Райдзин. Проект «Цербер» (СИ) - Извольский Сергей. Страница 20

Я стоял на коленях, как и сейчас в пентаграмме, за мной стояла дознавательница. Только сейчас она не в сером мундире, а в обтягивающем белом платье и с распущенными волосами. Сам я тоже в белоснежной робе — похоже, здесь всех в белое переодевает. Ноги у меня, кстати, как и у светловолосой дознавательницы, босые. Белые тапочки в этом измерении не положены, что внушило некоторую надежду.

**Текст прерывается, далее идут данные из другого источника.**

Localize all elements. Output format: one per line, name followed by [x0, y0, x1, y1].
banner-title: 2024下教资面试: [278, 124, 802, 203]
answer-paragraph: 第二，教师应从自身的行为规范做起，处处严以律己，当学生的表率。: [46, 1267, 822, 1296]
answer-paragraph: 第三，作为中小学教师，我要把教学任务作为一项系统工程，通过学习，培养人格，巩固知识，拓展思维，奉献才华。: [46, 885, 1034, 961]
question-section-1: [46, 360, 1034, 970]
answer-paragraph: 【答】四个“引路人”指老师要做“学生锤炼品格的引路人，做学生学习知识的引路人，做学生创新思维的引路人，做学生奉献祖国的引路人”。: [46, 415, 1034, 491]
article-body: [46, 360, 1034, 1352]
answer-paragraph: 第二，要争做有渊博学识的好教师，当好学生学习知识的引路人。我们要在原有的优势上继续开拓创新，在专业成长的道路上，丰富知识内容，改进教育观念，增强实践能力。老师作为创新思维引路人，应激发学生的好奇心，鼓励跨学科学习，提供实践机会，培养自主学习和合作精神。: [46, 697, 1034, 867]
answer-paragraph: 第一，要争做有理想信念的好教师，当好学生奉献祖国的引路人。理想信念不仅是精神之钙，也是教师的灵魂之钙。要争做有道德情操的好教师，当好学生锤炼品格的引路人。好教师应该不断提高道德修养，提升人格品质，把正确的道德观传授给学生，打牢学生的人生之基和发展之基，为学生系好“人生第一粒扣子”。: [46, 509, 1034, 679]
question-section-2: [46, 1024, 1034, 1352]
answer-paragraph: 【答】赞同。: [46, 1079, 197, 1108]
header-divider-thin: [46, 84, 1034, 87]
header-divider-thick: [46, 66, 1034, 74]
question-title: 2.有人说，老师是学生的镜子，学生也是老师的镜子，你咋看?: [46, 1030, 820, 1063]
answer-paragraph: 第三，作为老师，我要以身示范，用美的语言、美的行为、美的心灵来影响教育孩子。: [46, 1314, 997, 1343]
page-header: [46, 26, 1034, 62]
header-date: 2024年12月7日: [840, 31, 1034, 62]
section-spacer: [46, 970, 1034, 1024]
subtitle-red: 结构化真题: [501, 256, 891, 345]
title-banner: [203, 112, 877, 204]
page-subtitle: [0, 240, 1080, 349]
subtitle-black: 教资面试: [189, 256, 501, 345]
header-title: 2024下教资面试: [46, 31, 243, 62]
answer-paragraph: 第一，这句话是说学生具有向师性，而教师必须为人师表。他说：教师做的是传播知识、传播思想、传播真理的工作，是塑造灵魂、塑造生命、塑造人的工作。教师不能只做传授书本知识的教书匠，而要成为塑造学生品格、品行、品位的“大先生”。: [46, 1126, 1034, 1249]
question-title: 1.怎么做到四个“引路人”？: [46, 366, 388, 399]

Несколько минут ничего не происходило; я ощущал себя двойственно — вроде бы смотрел прямо перед собой, в белоснежное бескрайнее ничего, и одновременно наблюдал сверху-сбоку за нами обоими.

Белоснежное сияние как-то неожиданно вдруг исчезло, и я увидел перед глазами странную картинку. Несколько секунд абсолютного непонимания, потом догадался — я смотрю глазами младенца, лежащего в детской кроватке. Надо мной вертится музыкальная игрушка, наклоняется женское лицо. Черты не разобрать, в окно светит солнце, вижу только силуэт.

Потом картинки пошли часто сменяясь — я смотрел на яркие игрушки, кубики и пирамидки, тарелку с кашей, которую разбрасывал ложкой по всему столу. Это воспоминания Рейдзи Александрова, который при крещении получил имя Дмитрия Новицкого — понял я суть происходящего. Стало понятно, что светловолосая магистр-ментат залезла мне в голову и начала копаться в моей биографии, смотря «кино воспоминаний» с самого начала памяти. И я смотрел вместе с ней.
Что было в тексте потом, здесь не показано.